The New Yorker Cinema:
Denzel Washington stars as a music executive who takes police matters into his own hands, in this remake of Akira Kurosawa’s 1963 kidnapping classic.
By Richard Brody
It’s fascinating when filmmakers make drastic late-career shifts, as Martin Scorsese did with “The Wolf of Wall Street” and Francis Ford Coppola recently did with “Megalopolis.” Now it’s Spike Lee’s turn, and in his new drama, “Highest 2 Lowest,” he shifts in a surprising way. The film is a remake of the Japanese director Akira Kurosawa’s 1963 drama “High and Low,” among the greatest police procedurals. Lee turns the story into what is one of his most personal films, both emotionally and intellectually. Often, directors’ self-transformations involve changes in modes of production: Scorsese broke away from the studios and found independent financing; Coppola self-financed. Lee, who has had his own production company throughout his career, makes “Highest 2 Lowest”a film about his particular modes of production, one that focusses on the underlying notion of owningthe means of production.
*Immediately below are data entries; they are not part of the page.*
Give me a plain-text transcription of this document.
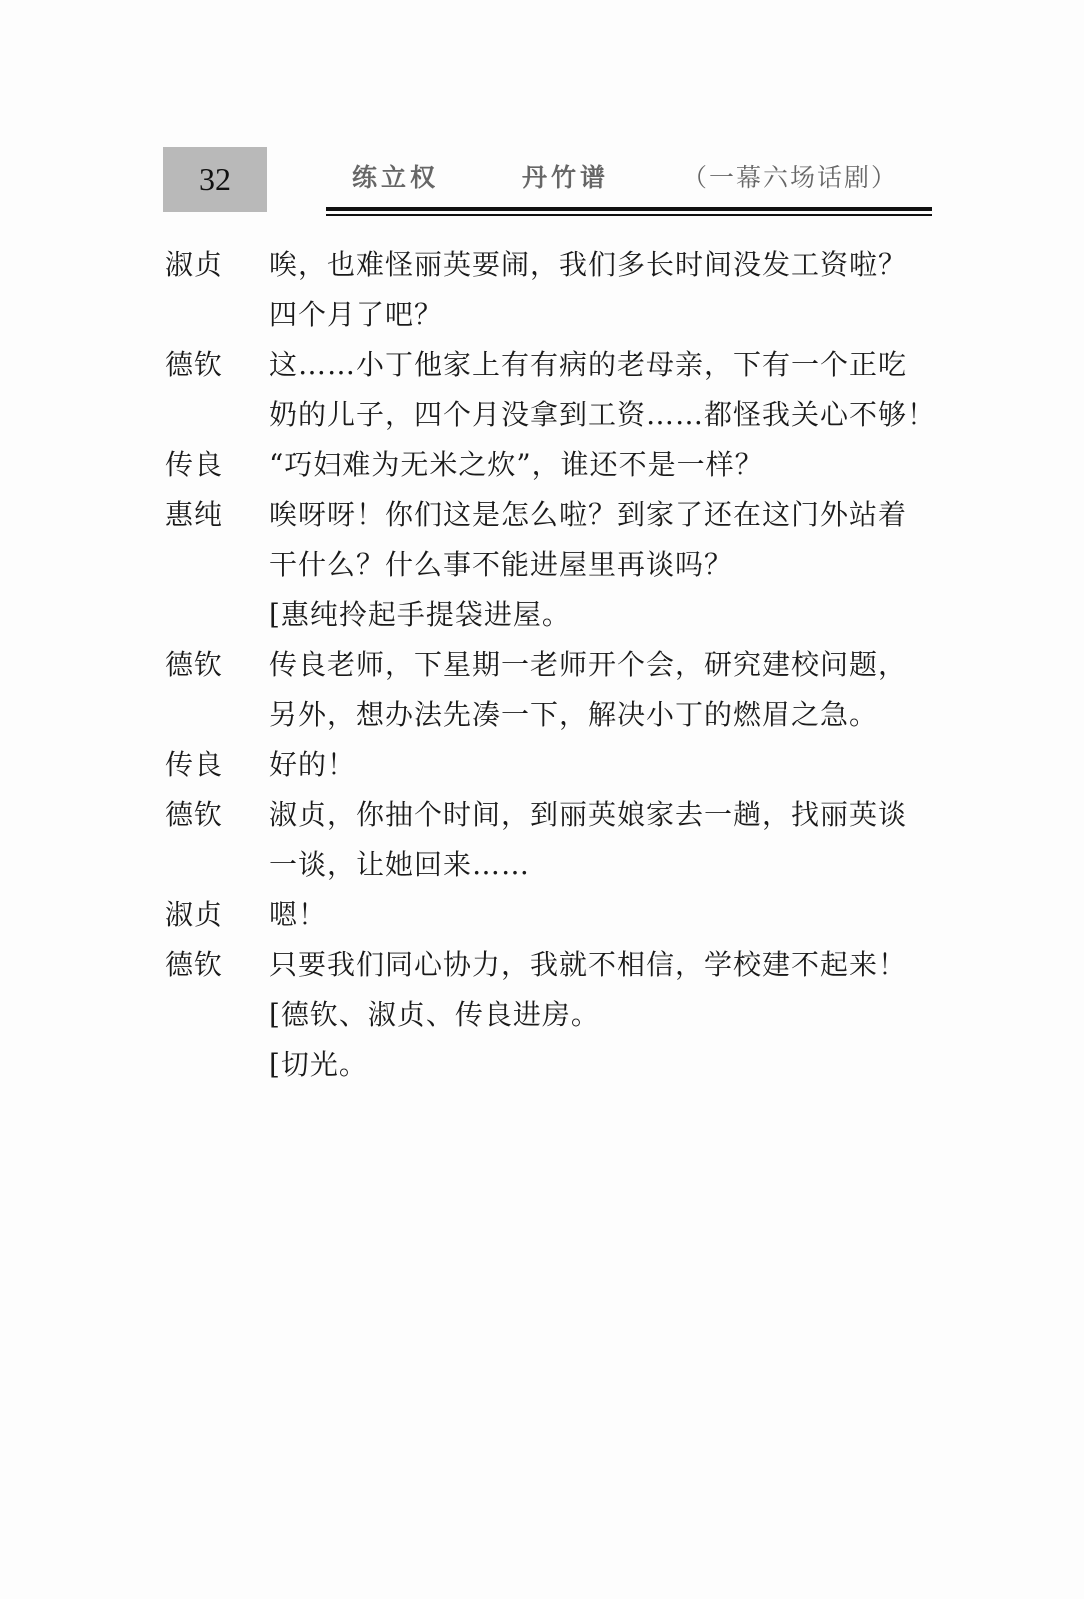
32	练立权	丹竹谱	（一幕六场话剧）
淑贞	唉，也难怪丽英要闹，我们多长时间没发工资啦？
四个月了吧？
德钦	这……小丁他家上有有病的老母亲，下有一个正吃
奶的儿子，四个月没拿到工资……都怪我关心不够！
传良	“巧妇难为无米之炊”，谁还不是一样？
惠纯	唉呀呀！你们这是怎么啦？到家了还在这门外站着
干什么？什么事不能进屋里再谈吗？
[惠纯拎起手提袋进屋。
德钦	传良老师，下星期一老师开个会，研究建校问题，
另外，想办法先凑一下，解决小丁的燃眉之急。
传良	好的！
德钦	淑贞，你抽个时间，到丽英娘家去一趟，找丽英谈
一谈，让她回来……
淑贞	嗯！
德钦	只要我们同心协力，我就不相信，学校建不起来！
[德钦、淑贞、传良进房。
[切光。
“Highest 2 Lowest” is a story of culture—of how it’s created and disseminated, flowing (in both directions) between the highest echelons of society and the lowest. The movie starts on high, with rapturous views of the Manhattan skyline and David King (Denzel Washington), one of the city’s highfliers, pacing on the balcony of his penthouse on the Brooklyn waterfront. A music executive, he’s discussing his plan to regain control of Stackin’ Hits, the label he founded. Five years ago, he sold a controlling interest, which is about to pass into the hands of a holding company that he fears will strip the label for parts, dispersing the archive of Black music that he enshrined there. David’s investment in the company is more than financial: renowned for having “the best ears in the business” (if you haven’t heard, he’ll tell you), he has been behind fifty Grammy winners and his music once dominated the charts. These days, the label barely breaks even, but he is looking to preserve his legacy and perhaps to recapture his glory days.